In her first speech since taking the role in August, Shafik described the behaviour of some financial market professionals is "outrageous".

"The initial argument that it is just the case of a few bad apples is no longer credible. It seems there were deep-rooted problems," said Shafik at the London School of Economics, where she received a masters before going to the University of Oxford and completing a doctorate in economics.

She added: "The risk is that, as memories of recent enforcement cases fade, bad practices may re-emerge. Some say that may already be happening."

UK Treasury Breaks Glass Ceiling with IMF's Nemat Shafik as BoE Deputy Governor of Markets and Banking
Minouche Shafik while at the IMF Reuters

She labelled the ongoing fines dished out to financial firms for bad behaviour "like salt rubbed into the wounds to public confidence in financial markets".

"Public outrage is based on the fact that rewards in finance are disproportionate and the system is rigged," Shafik said.

"When people read of malpractice in financial markets, of trading profits being claimed through manipulation, collusion or dishonesty, they naturally wonder if they are one of the people who have been wronged."

The Bank of England and government reforms to the financial sector "must add up to a comprehensive solution to fix the barrel and to get rid of the bad apples," she continued.

Shafik cut her teeth at the World Bank, the development organisation, where she rose to become the youngest ever vice-president - and managed $50bn (£31bn, €40bn) of investments.

For three years from March 2008, Shafik was permanent secretary at at the UK Department for International Development, which she had first joined in 2004, before joining the International Monetary Fund as deputy managing director.

At the IMF she was responsible for its work in Europe and the Middle East, the organisation's entire $1bn administrative budget, human resources for its 3,000 staff as well as training and technical assistance for global policymakers.

Despite her prestige, there were questions around her suitability for the Bank of England role because she had no direct experience of financial markets.

When pressed by the Treasury Select Committee on her market experience, Shafik was unfazed. She laughed as she pointed out that, while at the IMF, she had managed a $10bn pension fund that beat most market benchmarks.

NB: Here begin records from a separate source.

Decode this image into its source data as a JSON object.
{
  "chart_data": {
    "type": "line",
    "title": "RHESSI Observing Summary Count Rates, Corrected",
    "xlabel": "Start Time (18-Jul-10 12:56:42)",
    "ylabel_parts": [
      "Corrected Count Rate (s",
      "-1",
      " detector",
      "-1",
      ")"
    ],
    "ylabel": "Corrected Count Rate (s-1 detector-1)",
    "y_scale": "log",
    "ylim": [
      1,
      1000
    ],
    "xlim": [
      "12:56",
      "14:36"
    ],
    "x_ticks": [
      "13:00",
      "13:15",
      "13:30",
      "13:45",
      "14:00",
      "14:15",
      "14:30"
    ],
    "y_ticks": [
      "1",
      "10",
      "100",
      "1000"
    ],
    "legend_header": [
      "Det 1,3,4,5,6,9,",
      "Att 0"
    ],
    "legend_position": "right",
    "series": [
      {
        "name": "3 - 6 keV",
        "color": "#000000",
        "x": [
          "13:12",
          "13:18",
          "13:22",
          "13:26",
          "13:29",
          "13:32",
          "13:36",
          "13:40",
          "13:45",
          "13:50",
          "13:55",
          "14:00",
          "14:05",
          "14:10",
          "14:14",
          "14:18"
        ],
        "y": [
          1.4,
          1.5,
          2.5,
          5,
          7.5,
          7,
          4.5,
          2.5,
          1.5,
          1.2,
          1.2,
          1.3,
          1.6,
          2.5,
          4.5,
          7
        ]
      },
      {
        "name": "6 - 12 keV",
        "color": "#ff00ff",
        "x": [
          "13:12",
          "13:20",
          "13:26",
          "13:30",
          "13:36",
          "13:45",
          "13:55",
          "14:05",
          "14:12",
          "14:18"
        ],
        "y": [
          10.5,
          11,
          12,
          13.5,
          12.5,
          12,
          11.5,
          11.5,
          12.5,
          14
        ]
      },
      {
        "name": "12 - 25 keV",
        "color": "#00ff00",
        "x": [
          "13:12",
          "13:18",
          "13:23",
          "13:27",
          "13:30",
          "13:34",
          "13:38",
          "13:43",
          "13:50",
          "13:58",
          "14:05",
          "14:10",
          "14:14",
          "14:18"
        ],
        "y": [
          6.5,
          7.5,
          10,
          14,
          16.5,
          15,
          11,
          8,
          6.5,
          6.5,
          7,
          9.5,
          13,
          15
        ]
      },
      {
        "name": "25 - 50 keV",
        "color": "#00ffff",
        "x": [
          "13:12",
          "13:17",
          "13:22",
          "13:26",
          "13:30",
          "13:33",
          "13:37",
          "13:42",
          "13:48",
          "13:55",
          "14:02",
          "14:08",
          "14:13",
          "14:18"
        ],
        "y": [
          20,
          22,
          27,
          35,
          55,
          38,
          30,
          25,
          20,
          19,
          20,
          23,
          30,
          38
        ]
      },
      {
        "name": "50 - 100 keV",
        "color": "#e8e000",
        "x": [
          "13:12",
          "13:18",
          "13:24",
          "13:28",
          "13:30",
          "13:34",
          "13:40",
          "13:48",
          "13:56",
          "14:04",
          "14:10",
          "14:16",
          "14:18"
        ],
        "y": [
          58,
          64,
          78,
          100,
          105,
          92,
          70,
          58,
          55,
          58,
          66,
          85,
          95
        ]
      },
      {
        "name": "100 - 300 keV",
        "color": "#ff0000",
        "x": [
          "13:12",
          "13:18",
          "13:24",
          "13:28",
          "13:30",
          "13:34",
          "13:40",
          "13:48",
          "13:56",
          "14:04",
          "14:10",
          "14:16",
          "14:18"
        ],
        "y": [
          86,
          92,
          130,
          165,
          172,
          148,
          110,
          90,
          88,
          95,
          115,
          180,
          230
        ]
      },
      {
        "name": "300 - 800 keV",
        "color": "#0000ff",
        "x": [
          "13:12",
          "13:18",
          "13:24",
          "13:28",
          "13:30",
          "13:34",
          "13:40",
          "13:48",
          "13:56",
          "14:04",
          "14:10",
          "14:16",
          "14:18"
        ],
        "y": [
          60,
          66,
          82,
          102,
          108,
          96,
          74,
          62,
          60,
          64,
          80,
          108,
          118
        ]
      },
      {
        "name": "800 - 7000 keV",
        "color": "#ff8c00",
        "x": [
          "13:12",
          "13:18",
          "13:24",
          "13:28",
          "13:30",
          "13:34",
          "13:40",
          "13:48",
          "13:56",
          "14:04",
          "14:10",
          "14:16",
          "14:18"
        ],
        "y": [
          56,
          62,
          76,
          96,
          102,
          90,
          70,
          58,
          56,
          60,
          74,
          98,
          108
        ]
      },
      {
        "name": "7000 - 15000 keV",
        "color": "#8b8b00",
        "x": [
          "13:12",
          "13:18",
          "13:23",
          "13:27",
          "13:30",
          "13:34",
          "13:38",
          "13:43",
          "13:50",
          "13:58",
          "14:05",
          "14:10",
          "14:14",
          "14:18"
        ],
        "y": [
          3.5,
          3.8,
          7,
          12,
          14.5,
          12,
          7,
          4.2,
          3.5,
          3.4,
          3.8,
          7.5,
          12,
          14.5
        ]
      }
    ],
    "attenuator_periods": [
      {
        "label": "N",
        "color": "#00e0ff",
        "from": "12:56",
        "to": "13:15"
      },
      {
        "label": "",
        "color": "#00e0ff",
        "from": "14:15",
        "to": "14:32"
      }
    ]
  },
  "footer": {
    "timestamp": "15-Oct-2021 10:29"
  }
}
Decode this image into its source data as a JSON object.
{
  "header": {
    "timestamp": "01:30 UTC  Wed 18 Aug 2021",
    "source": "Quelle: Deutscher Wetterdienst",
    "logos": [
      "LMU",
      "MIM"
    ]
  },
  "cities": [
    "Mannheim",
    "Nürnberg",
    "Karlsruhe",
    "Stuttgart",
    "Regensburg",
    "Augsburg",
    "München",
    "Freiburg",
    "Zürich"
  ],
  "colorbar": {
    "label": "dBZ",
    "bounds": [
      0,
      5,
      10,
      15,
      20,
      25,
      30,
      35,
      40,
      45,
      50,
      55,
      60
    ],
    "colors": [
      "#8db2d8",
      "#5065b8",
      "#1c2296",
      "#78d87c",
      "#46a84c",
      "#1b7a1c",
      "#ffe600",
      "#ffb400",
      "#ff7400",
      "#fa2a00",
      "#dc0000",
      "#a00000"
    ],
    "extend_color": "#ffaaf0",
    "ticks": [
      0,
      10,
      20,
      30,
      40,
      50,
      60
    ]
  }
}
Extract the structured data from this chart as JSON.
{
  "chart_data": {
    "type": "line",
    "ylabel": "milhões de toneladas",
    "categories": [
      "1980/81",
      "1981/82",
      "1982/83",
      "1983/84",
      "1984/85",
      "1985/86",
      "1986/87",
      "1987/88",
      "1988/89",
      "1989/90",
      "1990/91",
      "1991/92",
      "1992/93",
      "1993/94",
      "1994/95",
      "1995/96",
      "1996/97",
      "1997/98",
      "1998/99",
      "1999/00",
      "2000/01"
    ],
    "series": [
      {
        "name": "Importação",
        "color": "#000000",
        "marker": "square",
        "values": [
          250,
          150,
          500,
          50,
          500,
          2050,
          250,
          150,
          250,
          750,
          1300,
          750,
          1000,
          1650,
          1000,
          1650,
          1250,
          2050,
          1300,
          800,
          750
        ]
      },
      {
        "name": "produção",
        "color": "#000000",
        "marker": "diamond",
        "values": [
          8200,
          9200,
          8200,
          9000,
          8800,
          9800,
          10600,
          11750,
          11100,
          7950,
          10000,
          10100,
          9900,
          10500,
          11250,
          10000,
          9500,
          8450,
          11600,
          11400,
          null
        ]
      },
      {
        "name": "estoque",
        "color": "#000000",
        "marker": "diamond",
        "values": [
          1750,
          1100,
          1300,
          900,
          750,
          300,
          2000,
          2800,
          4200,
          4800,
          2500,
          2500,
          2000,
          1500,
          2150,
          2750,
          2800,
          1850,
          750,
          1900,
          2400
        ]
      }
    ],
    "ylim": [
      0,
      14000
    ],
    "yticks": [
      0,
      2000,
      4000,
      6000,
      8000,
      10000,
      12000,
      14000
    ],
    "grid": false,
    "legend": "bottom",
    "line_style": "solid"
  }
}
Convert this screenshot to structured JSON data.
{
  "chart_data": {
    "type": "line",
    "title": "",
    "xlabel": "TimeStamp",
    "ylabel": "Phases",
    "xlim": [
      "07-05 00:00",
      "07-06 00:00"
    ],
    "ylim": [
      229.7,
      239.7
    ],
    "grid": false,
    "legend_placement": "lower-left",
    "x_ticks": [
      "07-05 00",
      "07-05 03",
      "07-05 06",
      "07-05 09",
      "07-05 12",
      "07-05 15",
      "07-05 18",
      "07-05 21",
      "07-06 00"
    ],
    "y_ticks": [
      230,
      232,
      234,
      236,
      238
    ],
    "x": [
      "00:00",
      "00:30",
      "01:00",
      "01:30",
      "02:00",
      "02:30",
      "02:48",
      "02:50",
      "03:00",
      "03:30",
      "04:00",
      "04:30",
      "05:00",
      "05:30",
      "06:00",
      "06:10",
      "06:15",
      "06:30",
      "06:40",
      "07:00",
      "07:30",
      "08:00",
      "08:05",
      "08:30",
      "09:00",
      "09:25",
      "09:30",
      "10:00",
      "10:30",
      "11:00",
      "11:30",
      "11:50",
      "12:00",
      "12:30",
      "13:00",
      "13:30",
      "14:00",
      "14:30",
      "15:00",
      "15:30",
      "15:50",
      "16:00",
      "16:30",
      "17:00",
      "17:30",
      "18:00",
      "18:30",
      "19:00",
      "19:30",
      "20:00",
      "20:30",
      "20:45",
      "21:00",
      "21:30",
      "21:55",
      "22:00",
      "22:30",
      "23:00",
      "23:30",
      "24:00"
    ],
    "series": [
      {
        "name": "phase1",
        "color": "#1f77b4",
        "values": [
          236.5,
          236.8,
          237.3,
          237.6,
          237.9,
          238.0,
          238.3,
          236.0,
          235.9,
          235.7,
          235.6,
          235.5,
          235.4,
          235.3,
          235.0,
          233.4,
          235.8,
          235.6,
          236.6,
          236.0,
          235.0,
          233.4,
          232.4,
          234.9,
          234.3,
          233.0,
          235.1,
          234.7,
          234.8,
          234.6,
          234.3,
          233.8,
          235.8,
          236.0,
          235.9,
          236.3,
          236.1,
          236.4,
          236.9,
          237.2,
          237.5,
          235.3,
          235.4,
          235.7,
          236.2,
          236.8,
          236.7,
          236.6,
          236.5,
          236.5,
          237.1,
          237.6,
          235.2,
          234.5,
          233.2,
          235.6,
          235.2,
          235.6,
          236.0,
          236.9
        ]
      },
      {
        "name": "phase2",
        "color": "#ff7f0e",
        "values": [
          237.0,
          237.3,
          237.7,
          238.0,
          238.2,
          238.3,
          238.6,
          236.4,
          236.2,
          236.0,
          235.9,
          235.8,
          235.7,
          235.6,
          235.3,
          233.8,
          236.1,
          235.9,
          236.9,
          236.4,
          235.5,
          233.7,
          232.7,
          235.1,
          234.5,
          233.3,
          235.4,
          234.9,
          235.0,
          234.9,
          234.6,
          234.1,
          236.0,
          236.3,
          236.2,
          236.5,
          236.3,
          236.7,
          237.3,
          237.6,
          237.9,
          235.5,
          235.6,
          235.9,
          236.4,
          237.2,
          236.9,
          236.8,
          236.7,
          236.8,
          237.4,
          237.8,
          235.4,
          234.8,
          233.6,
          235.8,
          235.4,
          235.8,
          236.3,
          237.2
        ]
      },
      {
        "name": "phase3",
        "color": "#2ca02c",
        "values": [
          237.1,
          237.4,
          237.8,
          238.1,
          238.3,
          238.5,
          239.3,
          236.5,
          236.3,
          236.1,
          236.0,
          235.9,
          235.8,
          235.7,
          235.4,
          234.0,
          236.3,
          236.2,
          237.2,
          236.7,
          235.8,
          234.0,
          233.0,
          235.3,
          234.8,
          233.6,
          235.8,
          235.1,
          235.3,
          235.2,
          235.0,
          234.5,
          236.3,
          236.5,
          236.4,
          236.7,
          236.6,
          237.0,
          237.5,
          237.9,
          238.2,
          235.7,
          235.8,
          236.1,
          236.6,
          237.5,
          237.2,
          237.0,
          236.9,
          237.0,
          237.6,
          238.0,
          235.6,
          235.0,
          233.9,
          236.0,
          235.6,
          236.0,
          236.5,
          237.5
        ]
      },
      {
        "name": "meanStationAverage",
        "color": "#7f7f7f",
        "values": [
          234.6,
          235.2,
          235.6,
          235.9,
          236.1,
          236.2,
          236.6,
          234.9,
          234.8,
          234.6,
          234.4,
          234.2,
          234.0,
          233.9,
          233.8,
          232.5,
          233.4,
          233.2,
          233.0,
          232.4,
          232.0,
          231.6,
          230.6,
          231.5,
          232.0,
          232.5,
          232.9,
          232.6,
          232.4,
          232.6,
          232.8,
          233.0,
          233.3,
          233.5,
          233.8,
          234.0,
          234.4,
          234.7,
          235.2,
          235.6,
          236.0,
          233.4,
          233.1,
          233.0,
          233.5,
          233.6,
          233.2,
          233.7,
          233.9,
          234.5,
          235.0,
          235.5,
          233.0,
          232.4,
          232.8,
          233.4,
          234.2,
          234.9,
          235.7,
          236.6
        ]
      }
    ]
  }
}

She might also have garnered a decent understanding of markets from her first husband, Mohammed El-Erian, who until recently managed Pimco, the world's largest bond fund. She has since married a second time in 2002 to Raffael Jovine, with whom she has two children and three step-children.

PIMCO
Mohamed El-Erian was CEO and Co-Chief Investment Officer of Pimco Reuters

Shafik is held in high regard by some of the world's most powerful policymakers. Christine Lagarde, chief of the IMF, hailed Shafik's broad command of policy issues, her superb leadership and communications skills, and her global reputation" in a statement announcing her departure to the Bank of England.

Sir Suma Chakrabarti, her former boss at Dfid and now head of the European Bank for Reconstruction and Development, told the Financial Times that "there is steel inside the velvet glove".

But her international status doesn't mean she has lost touch with where she came from.

The reason her family left Egypt in the 1960s is because they lost all they had during the nationalisations by the dictator General Nasser.

"When you live in a poor country, you're surrounded by poverty and so that natural interest in why some people have and other people don't is always there," she said in a 2001 interview.

"I guess the particular angle that I have on development comes from the fact that my family was nationalised, and when that occurred, I left as a child and was raised in the US and didn't go back to Egypt until I was a teenager.

"But that experience of nationalisation and struggling with the role of the state trying to take resources, to redistribute them, but at the same time not being very successful at it was a part of my childhood."

Shafik is only a few months into her Bank of England job. But already she's making herself known across the UK's troubled financial sector. If her first speech is an indication of future things, she might make herself the most popular policymaker in Britain - among the public, if not among the banks.